Several years of research have shown that machine-learning systems are
vulnerable to adversarial examples, both in theory and in practice. Until now,
such attacks have primarily targeted visual models, exploiting the gap between
human and machine perception. Although text-based models have also been
attacked with adversarial examples, such attacks struggled to preserve semantic
meaning and indistinguishability. In this paper, we explore a large class of
adversarial examples that can be used to attack text-based models in a
black-box setting without making any human-perceptible visual modification to
inputs. We use encoding-specific perturbations that are imperceptible to the
human eye to manipulate the outputs of a wide range of Natural Language
Processing (NLP) systems from neural machine-translation pipelines to web
search engines. We find that with a single imperceptible encoding injection --
representing one invisible character, homoglyph, reordering, or deletion -- an
attacker can significantly reduce the performance of vulnerable models, and
with three injections most models can be functionally broken.
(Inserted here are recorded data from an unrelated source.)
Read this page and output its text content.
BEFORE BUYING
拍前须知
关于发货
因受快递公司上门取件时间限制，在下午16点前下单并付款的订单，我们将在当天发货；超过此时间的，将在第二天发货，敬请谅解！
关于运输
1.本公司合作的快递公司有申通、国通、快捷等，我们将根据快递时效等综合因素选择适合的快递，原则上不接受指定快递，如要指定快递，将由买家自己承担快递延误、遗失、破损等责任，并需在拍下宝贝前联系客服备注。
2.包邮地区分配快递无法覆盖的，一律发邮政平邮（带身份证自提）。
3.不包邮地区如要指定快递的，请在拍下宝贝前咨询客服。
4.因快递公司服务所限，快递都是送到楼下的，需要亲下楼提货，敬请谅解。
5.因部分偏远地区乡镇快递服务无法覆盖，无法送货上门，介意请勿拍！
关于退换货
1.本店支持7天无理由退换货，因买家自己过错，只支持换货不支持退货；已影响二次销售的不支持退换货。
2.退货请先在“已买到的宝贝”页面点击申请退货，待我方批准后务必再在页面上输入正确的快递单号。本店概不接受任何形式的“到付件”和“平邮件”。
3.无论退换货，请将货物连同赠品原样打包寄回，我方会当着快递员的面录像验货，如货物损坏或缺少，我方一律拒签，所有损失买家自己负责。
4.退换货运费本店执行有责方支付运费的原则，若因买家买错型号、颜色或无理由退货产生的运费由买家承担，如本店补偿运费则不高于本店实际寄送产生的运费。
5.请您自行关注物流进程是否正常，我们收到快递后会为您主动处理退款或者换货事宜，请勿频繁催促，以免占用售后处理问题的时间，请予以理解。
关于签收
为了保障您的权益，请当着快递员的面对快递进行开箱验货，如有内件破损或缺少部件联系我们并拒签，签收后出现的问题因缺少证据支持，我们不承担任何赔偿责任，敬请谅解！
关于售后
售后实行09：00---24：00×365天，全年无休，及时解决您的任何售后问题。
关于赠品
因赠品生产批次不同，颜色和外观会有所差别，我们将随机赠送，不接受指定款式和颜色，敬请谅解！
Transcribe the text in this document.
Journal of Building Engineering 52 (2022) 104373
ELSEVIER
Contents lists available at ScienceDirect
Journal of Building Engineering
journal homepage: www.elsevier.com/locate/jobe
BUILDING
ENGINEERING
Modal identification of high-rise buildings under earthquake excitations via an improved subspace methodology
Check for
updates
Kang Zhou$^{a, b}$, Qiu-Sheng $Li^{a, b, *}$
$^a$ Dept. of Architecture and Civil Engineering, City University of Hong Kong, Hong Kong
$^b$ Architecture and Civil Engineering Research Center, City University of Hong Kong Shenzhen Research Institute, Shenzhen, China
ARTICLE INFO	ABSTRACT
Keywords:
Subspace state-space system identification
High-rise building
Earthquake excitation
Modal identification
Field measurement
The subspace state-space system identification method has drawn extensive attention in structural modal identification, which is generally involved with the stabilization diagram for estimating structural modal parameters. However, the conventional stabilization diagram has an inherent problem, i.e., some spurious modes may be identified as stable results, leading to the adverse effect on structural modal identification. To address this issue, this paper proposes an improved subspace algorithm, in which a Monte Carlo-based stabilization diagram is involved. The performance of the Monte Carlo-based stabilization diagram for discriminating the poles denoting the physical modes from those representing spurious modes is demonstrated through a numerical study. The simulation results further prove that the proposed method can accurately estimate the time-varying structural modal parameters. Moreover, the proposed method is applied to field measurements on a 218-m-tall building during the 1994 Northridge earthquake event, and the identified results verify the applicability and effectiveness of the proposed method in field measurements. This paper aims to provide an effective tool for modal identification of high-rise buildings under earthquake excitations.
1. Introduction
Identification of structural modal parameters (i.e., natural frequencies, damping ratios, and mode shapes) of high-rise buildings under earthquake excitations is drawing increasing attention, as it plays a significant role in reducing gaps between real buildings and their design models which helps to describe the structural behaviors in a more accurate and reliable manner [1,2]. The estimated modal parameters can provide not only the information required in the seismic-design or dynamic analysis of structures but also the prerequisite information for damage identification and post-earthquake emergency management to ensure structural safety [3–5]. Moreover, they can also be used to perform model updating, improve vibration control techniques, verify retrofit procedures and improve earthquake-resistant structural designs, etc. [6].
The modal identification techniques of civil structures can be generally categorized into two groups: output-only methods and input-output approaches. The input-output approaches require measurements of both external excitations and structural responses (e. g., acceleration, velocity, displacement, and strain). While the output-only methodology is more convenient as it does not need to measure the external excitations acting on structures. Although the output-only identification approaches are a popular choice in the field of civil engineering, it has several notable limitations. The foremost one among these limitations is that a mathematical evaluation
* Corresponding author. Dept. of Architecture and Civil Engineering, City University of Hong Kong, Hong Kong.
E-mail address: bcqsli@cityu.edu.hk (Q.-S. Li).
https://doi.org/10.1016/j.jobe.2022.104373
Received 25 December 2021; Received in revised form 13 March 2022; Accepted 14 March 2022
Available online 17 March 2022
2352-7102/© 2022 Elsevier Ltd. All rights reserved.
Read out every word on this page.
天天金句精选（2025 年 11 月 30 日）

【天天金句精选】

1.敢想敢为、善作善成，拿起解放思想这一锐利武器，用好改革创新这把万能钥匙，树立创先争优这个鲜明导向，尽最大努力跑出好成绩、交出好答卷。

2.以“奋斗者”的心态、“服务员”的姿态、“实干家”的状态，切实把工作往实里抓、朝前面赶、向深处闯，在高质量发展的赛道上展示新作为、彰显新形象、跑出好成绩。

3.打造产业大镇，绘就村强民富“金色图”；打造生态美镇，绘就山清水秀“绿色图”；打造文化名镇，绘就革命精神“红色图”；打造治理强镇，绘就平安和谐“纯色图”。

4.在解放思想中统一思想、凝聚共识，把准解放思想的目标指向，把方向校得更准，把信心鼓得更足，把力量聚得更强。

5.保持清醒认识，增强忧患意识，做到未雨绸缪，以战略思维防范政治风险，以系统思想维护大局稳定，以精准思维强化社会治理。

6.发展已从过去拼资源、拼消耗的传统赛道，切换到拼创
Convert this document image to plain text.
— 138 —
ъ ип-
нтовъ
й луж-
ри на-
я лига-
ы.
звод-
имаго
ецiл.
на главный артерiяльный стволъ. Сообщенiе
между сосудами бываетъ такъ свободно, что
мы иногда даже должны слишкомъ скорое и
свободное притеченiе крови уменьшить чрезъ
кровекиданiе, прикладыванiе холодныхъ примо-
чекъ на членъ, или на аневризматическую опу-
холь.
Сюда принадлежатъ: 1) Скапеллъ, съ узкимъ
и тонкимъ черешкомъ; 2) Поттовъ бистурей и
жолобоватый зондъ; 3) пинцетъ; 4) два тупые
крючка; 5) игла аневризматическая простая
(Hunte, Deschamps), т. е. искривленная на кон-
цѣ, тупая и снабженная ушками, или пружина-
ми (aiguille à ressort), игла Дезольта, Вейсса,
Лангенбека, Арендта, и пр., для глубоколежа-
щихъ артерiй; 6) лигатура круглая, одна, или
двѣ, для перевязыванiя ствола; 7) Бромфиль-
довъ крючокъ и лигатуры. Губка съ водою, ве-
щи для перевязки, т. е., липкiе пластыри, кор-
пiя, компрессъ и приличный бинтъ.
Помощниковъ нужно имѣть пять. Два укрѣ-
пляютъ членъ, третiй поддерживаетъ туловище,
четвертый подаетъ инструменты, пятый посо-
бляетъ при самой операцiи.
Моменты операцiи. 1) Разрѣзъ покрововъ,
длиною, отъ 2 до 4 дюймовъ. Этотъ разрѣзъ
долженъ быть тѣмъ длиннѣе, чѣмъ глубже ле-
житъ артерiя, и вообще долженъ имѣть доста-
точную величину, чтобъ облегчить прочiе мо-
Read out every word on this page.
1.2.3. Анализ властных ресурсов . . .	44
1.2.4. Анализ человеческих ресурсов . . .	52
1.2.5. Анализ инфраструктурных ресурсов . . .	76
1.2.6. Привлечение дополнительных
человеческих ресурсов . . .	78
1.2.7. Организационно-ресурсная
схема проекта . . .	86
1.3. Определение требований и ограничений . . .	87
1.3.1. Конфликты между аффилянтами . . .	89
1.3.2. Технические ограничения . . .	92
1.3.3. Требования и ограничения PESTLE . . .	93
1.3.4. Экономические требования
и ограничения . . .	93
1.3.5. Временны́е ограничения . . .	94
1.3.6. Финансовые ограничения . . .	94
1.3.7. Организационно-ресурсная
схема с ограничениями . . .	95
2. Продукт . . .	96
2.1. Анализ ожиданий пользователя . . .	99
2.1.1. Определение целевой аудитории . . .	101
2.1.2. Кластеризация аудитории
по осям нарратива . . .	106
Our attacks work
against currently-deployed commercial systems, including those produced by
Microsoft and Google, in addition to open source models published by Facebook,
IBM, and HuggingFace. This novel series of attacks presents a significant
threat to many language processing systems: an attacker can affect systems in a
targeted manner without any assumptions about the underlying model. We conclude
that text-based NLP systems require careful input sanitization, just like
conventional applications, and that given such systems are now being deployed
rapidly at scale, the urgent attention of architects and operators is required.